Friday Nate Phelps was speaking at U of T, presented by the Center for Inquiry. He's the estranged son of Fred Phelps, head of the Westboro Baptist Church, the "God Hates Fags" guys, who pickets military funerals because God let soldiers die because we all don't hate gays enough. Nate left home midnight on his eighteenth birthday. His talk on growing up in that household was beyond scary, a testimonial to what blind unreasoning devotion does to people, and frankly it's amazing he's turned out to be such a well adjusted guy.

Saturday was busy. First there was the Space-Time book club, where we were doing Dangerous Visions. I haven't read the book in years, so it was a good excuse to (some of the introductions by Harlen Ellison were longer than the stories), and we got to discuss if the stories were still "dangerous" after the passing of 40 years. After that it was down to the Small Press Book Fair, where I ran into handful_ofdust again, at the ChiZine publications tables, headed bykelpqueen and jack_yoniga. I picked up a few things (gotta support the arts), and then zipped up to the ROM of a lecture on the Terracotta Warriors Exhibit, which opens soon. Except I got the day wrong, and there was no lecture that day. So I bought some comics instead.

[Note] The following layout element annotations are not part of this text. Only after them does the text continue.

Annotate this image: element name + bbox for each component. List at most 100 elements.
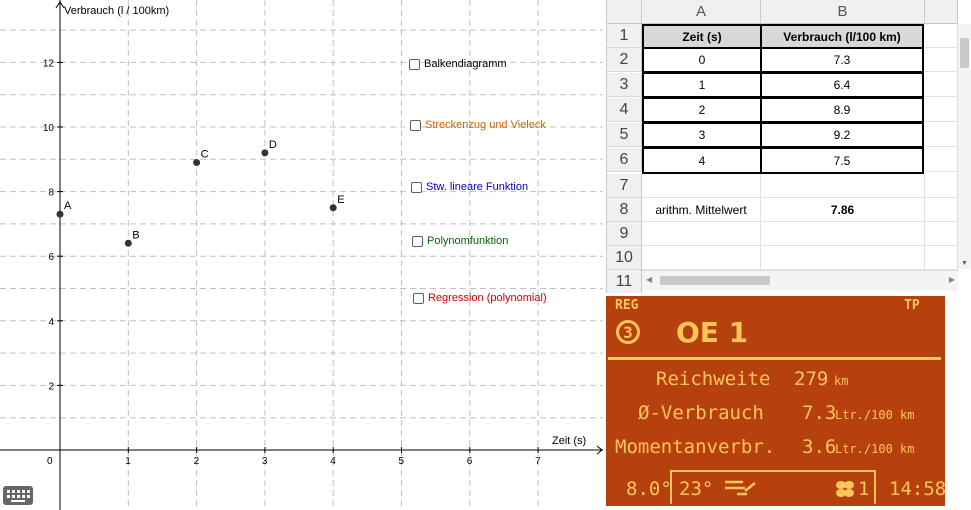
data-point[interactable] [261,149,269,157]
mean-value-cell[interactable]: 7.86 [761,198,925,222]
table-cell[interactable]: 4 [642,147,762,174]
y-tick-label: 4 [48,317,54,328]
row-header[interactable]: 3 [607,73,642,97]
divider [608,357,941,360]
preset-badge: 3 [616,320,640,344]
checkbox-box[interactable] [410,119,421,131]
range-label: Reichweite [656,368,771,390]
avg-consumption-value: 7.3 [802,402,837,424]
table-cell[interactable] [925,198,958,222]
table-cell[interactable] [925,148,958,172]
y-tick-label: 12 [43,58,55,69]
corner-cell[interactable] [607,0,642,24]
x-axis-label: Zeit (s) [552,435,586,447]
data-points[interactable]: A B C D E [56,139,345,247]
column-header-c[interactable] [925,0,958,24]
checkbox-stw-lineare-funktion[interactable]: Stw. lineare Funktion [411,181,528,193]
row-header[interactable]: 5 [607,123,642,147]
row-header[interactable]: 4 [607,98,642,122]
table-cell[interactable] [925,48,958,72]
table-cell[interactable] [925,73,958,97]
table-cell[interactable] [925,222,958,246]
table-cell[interactable] [925,246,958,270]
table-cell[interactable] [925,98,958,122]
row-header[interactable]: 6 [607,148,642,172]
point-label: A [64,200,72,212]
scroll-right-icon[interactable]: ▶ [948,275,955,284]
checkbox-label: Streckenzug und Vieleck [425,119,546,131]
table-cell[interactable]: 8.9 [760,97,924,123]
horizontal-scrollbar[interactable]: ◀ ▶ [642,270,958,291]
data-point[interactable] [193,159,201,167]
row-header[interactable]: 8 [607,198,642,222]
table-cell[interactable] [925,174,958,198]
row-header[interactable]: 9 [607,222,642,246]
x-tick-label: 6 [467,456,473,467]
row-header[interactable]: 7 [607,174,642,198]
table-cell[interactable]: 6.4 [760,72,924,98]
tp-indicator: TP [904,298,920,313]
current-consumption-label: Momentanverbr. [615,436,776,458]
y-tick-label: 8 [48,188,54,199]
table-cell[interactable] [761,174,925,198]
data-point[interactable] [329,204,337,212]
data-point[interactable] [124,239,132,247]
table-cell[interactable]: 1 [642,72,762,98]
scrollbar-thumb[interactable] [960,38,969,68]
reg-indicator: REG [615,298,639,313]
table-cell[interactable]: 2 [642,97,762,123]
checkbox-box[interactable] [409,58,420,70]
x-tick-label: 7 [535,456,541,467]
climate-box [670,470,876,504]
x-tick-label: 5 [399,456,405,467]
checkbox-balkendiagramm[interactable]: Balkendiagramm [409,58,507,70]
column-header-a[interactable]: A [642,0,761,24]
checkbox-box[interactable] [412,235,423,247]
table-cell[interactable]: 7.3 [760,47,924,73]
table-cell[interactable]: 9.2 [760,122,924,148]
row-header[interactable]: 1 [607,24,642,48]
row-header[interactable]: 2 [607,48,642,72]
preset-number: 3 [623,323,633,342]
checkbox-box[interactable] [411,181,422,193]
scroll-left-icon[interactable]: ◀ [646,275,653,284]
table-cell[interactable] [642,222,761,246]
point-label: C [201,149,209,161]
checkbox-box[interactable] [413,292,424,304]
table-header-cell[interactable]: Verbrauch (l/100 km) [760,24,924,49]
table-cell[interactable] [642,174,761,198]
current-consumption-value: 3.6 [802,436,837,458]
table-cell[interactable]: 3 [642,122,762,148]
table-cell[interactable] [761,222,925,246]
table-cell[interactable] [642,246,761,270]
fan-icon [836,481,854,497]
table-cell[interactable]: 0 [642,47,762,73]
data-point[interactable] [56,210,64,218]
spreadsheet-view[interactable]: A B 1 2 3 4 5 6 7 8 9 10 11 Zeit (s) Ver… [606,0,971,293]
clock: 14:58 [889,478,945,500]
table-cell[interactable] [925,123,958,147]
table-cell[interactable] [761,246,925,270]
column-header-b[interactable]: B [761,0,925,24]
y-tick-label: 10 [43,123,55,134]
mean-label-cell[interactable]: arithm. Mittelwert [642,198,761,222]
row-header[interactable]: 11 [607,270,642,293]
checkbox-streckenzug[interactable]: Streckenzug und Vieleck [410,119,546,131]
table-cell[interactable]: 7.5 [760,147,924,174]
avg-consumption-unit: Ltr./100 km [835,408,915,422]
y-axis-label: Verbrauch (l / 100km) [64,5,169,17]
scroll-down-icon[interactable]: ▼ [961,260,968,267]
row-header[interactable]: 10 [607,246,642,270]
avg-consumption-label: Ø-Verbrauch [638,402,764,424]
range-unit: km [834,374,849,388]
vertical-scrollbar[interactable]: ▼ [957,24,971,269]
x-tick-label: 3 [262,456,268,467]
scrollbar-thumb[interactable] [660,276,770,285]
table-header-cell[interactable]: Zeit (s) [642,24,762,49]
keyboard-button[interactable] [3,486,33,505]
table-cell[interactable] [925,24,958,48]
checkbox-polynomfunktion[interactable]: Polynomfunktion [412,235,508,247]
checkbox-regression[interactable]: Regression (polynomial) [413,292,547,304]
station-name: OE 1 [676,316,749,349]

In the evening it was over to U of T for the last UTARPA showing ever. UTARPA (University of Toronto Anime and Role-Playing Association, although the role-playing part never really materialized) was the anime club I was involved with before Anime North. It had its first showing in May, 1995. U of T has been increasing the room rental rates for a few years now, and they can't afford space anymore with the 30-odd people they get per showing (as they don't have U of T student majority membership, they don't get funding from the University), although a few of the exec hope to carry on with informal events during the year. Anyway, I got there in time to see My Neighbour Totoro, which I haven't seen in years. A girl in the front was doing Totoro dialogue whenever he was on screen (he has no dialogue in the actual film) which was pretty funny.

Fifteen years isn't a bad run for any club, although it's still sad to see it go (full disclosure, I haven't attended a showing in about two years). In the late 90s there was five anime clubs going in the Toronto area, some bi-weekly. YAMA at York is the last one now, and they get their space free from what I hear. But there's been an explosion of Anime cons, with ConBravo being held in Oakville in two weeks being the next one.

Sunday it was on my bike for a nice long ride. With a detour first to the ROM at 10:30 AM to catch the lecture I thought was on the day before. It was quite good, a lot of background on the Terracotta Warriors, the process of arranging the exhibition, how the display space was planned out (with the gift shop constantly asking for more space), etc. There was some great video footage from the actual dig site in China, of one of the major pits (two football fields long and completely covered like a vast airplare hanger). Most of the figures had been broken when the original ceiling of the excavation collapsed (hundreds of years ago) so it's been the work of decades to reassemble them. There was a segment where they were talking to the farmer who discovered them in the late 60s while digging a well. He looks like the stereotypical Chinese peasant, but the presenter said he was very media savvy, asking the cameraman "Do you want to to look left? Right? Point at something?"

After that I took a ride east on the Waterfront Trail out to Oshawa, one of my favourite rides. What with stuff and bad weather it was the first time this year I've been able to do it. I go out to the Oshawa GO station and take the train back. It's about 74 km in all, and a lot of it by the lakeshore thru parkland. Since the train only runs once an hour on weekends it can get tricky to make sure you get to the station in time (and not have to either sprint to get there or end up waiting 40 minutes) but I timed it nicely this time. Got back home in time to have a shower and head out to again to join my brother down at davemerrill and dwinghy place for an evening of watching weird videos, including Anime Hell, a collection of deranged animation that davemerrill puts together each year to show at Anime North and the Atlanta Anime con. It's a highlight of the con, we put it in our biggest room this year and it still filled to capacity.